Though it was applauded by the U.S. Direct Marketing Association and Microsoft President and Chief Legal OfficerBrad Smith, reactions elsewhere were decidedly less enthusiastic about the new agreement.
"We urgently need a thorough legal appraisal of the safeguards offered by the U.S.," said Sophie in 't Veld, vice president and spokesperson for data protection for the Alliance of Liberal Democrats in Europe. "The legal status of these safeguards is very unclear. It is highly doubtful that they offer meaningful protection to European citizens."
Similarly, "the emperor is trying on a new set of clothes," said Joe McNamee, Executive Director of European Digital Rights. "Today's announcement means that European citizens and businesses on both sides of the Atlantic face an extended period of uncertainty while waiting for this new stop-gap solution to fail."
At least one U.S. company was also skeptical.

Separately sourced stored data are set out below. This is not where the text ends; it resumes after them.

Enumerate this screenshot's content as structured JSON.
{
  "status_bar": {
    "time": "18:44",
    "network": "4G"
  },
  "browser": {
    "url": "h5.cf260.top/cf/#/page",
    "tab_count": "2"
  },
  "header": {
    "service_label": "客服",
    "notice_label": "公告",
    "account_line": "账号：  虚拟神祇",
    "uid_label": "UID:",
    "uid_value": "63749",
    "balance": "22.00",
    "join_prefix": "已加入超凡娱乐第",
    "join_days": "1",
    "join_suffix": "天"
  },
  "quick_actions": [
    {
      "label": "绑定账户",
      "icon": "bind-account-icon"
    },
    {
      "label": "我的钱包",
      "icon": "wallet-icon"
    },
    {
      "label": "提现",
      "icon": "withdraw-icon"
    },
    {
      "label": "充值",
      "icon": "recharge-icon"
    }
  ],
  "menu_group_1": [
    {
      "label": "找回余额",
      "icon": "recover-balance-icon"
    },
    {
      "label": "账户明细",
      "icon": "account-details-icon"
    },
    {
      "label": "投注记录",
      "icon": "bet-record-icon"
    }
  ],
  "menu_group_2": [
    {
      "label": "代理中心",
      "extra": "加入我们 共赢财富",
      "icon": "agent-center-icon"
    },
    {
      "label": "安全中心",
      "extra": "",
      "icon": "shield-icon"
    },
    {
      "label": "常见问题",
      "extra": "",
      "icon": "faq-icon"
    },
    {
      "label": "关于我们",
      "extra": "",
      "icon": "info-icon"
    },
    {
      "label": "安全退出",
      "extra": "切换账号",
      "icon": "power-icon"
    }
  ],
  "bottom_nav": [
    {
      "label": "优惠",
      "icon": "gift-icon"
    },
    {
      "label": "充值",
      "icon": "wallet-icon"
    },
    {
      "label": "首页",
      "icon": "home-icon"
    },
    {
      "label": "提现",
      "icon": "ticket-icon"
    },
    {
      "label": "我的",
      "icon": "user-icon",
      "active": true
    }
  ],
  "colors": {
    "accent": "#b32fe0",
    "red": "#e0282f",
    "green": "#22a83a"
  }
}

"European attitudes toward data privacy have not changed, and we suspect it will only be a matter of time before Safe Harbor 2.0 is challenged in court," said Yorgen Edholm, CEO of Accellion. "Ultimately, the practice of trans-Atlantic data transfer will remain controversial as long as there remains a fundamental difference of opinion between the U.S. and the EU on what is more important: national security or data privacy. We don't believe Safe Harbor 2.0 will end this debate."
Meanwhile, Europe's data protection authorities were meeting on Tuesday, a day before they are scheduled to publish an evaluation on how recent changes in U.S. law affect trans-Atlantic data transfer using alternative legal mechanisms. They will likely also offer an opinion on the Privacy Shield deal.